I think you are going to have to set up and. solve the differential force balance on the surface (Young Laplace equation) in cylindrical coordinates and solve this in conjunction with the hydrostatic equilibrium equation within the drop. I would work in terms of axial contour length along the drop s ($ds=\sqrt{(dr)^2+(dz)^2}$) and the contour angle $\phi(s)$.

All of which I attempted in post #44. I would appreciate your reviewing it.

 

[Chestermiller]

All of which I attempted in post #44. I would appreciate your reviewing it.

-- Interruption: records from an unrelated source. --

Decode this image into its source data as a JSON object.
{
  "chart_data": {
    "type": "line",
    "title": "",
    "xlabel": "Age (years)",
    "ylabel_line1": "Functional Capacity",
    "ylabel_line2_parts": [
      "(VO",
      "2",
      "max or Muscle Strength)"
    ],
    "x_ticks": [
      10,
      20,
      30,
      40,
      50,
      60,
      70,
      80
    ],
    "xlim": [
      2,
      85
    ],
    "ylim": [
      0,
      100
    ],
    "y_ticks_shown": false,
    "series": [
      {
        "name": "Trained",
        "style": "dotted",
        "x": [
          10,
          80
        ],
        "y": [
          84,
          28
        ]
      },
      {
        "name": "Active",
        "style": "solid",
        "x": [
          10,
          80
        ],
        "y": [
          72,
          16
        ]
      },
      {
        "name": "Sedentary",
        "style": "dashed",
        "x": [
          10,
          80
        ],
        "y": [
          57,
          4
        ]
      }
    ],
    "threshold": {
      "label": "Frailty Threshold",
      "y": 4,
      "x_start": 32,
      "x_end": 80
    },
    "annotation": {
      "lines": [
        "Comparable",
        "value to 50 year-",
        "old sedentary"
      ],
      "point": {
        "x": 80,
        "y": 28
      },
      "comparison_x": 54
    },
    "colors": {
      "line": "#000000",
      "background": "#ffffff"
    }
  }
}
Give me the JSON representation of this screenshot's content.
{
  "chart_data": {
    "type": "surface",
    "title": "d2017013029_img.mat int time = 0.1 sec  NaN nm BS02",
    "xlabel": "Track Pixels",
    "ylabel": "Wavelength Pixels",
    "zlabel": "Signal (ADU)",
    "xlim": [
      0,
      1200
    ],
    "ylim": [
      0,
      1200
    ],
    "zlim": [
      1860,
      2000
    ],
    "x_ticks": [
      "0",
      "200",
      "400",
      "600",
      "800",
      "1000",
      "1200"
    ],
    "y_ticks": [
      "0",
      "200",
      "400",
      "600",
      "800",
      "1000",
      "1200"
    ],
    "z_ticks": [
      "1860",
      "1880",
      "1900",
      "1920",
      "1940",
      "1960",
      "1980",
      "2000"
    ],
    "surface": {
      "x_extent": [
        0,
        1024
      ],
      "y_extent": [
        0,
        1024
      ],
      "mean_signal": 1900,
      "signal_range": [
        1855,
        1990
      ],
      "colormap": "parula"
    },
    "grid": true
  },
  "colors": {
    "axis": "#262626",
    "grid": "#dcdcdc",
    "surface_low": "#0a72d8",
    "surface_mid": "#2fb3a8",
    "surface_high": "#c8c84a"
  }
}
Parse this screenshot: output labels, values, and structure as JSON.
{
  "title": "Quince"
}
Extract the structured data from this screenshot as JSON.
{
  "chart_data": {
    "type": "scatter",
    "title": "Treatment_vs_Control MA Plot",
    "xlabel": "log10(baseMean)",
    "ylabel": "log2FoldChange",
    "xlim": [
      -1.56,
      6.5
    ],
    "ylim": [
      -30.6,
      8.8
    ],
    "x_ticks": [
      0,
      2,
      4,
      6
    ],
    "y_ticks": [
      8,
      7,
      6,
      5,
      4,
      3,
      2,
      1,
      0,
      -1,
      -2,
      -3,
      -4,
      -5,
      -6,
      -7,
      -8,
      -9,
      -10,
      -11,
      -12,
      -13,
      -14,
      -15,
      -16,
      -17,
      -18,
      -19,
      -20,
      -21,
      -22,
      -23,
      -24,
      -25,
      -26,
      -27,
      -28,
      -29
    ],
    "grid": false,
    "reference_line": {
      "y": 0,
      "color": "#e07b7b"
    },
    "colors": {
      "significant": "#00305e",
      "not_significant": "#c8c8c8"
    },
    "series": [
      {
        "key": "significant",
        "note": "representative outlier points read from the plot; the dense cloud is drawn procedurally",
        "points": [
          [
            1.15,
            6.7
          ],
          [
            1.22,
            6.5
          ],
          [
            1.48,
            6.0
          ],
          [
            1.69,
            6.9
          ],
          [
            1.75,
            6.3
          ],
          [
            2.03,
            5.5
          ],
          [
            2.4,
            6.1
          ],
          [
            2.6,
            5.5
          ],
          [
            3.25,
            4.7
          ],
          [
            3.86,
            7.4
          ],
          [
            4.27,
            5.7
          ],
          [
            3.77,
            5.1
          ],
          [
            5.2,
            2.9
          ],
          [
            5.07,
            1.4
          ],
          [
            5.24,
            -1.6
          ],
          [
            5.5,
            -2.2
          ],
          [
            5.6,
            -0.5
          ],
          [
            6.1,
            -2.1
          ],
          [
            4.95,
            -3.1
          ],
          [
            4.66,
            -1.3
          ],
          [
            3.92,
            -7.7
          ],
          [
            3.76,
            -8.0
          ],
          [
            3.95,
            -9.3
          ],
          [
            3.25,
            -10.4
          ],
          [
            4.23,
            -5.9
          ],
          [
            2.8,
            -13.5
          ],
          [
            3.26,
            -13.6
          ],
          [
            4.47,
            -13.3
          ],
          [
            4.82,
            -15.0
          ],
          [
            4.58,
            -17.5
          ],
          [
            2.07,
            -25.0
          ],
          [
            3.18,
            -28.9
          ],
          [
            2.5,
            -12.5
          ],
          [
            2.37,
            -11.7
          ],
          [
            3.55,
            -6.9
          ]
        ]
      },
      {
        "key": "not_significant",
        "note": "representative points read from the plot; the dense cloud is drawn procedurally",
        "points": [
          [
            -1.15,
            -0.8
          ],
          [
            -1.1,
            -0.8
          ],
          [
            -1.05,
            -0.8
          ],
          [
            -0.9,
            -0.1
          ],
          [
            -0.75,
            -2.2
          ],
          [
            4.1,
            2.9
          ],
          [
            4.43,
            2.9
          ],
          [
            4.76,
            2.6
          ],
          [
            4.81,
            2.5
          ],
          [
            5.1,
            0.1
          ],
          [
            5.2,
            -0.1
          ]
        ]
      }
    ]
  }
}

Oops. Sorry, I missed that. I assume that a prime' represents differentiation with respect to contour length s, right?

 

[haruspex]

Oops. Sorry, I missed that. I assume that a prime' represents differentiation with respect to contour length s, right?

Yes.

 

[TSny]

The profile of a hanging drop can be described by some function $r(z)$ where $r$ and $z$ are as shown

A differential equation for $r(z)$ is $$\frac{r’’}{\left(1 + r’^2 \right)^{3/2}} - \frac{r'}{r\sqrt{1+r’^2}} = z - \frac{2}{R_0}$$ See this link under the section "Axisymmetric equations".

This equation assumes that distances are measured in units of the “capillary length” $\large \sqrt{\frac{\alpha}{g \Delta \rho}}$. Here $\alpha$ is the surface tension of the liquid and $\Delta \rho$ is the difference between the density of the liquid and the density of the surrounding medium. Assuming air is the surrounding medium, then $\Delta \rho$ can be taken to be the density of the liquid for all practical purposes. For water, the capillary length at room temperature is about 3 mm.

The parameter $R_0$ in the differential equation is the radius of curvature of the drop at the lowest point $z = 0$, measured in units of capillary length.

I used Mathematica to numerically solve the differential equation for specified values of $R_0$ and for a contact angle at the top of approximately zero degrees. Here are some results for $R_0$ decreasing from 3 to 0.5. The plots are labeled by the value of $R_0$ and the total volume $V$ of the drop (in units of capillary length cubed). The value $R_0 = 0.785$ corresponds to the case where the profile just achieves verticality (at about $z = 1.5$).

Note that as $R_0$ decreases from 3 to about 1.25, the volume increases. This is what we would expect as the drop accumulates more liquid. However, as $R_0$ continues to decrease from 1.25 to about 0.7, $V$ decreases. So, we have a local maximum of $V \approx 14$ near $R_0 = 1.25$. For water, this volume is $V \approx (14)(3 \, mm)^3 \approx 0.4$ cm³. My interpretation of this is that once the drop accumulates enough liquid for the volume to become about 14, there are no nearby equilibrium profile shapes that have greater volume. I think this implies that the drop must begin to “drip” at this point as it accumulates more liquid. The profiles shown for $R_0$ greater than 1.25 are equilibrium profiles, but they can’t be obtained by starting with $R_0 < 1.25$ and letting the drop slowly accumulate more liquid.

Here is a video that I made that shows a drop slowly growing on the bottom of a plate until it drips. (The shaking in the video is my hand shaking, not the plate.) Of course, the contact angle between the water and the plate is not zero as we assume in our problem. But, it appears to be pretty small. Does it look like the drop begins to drip when it achieves a shape roughly like that of the diagram for $R_0 = 1.25$? Or is that just wishful thinking on my part? It's not easy to tell when the drip actually begins.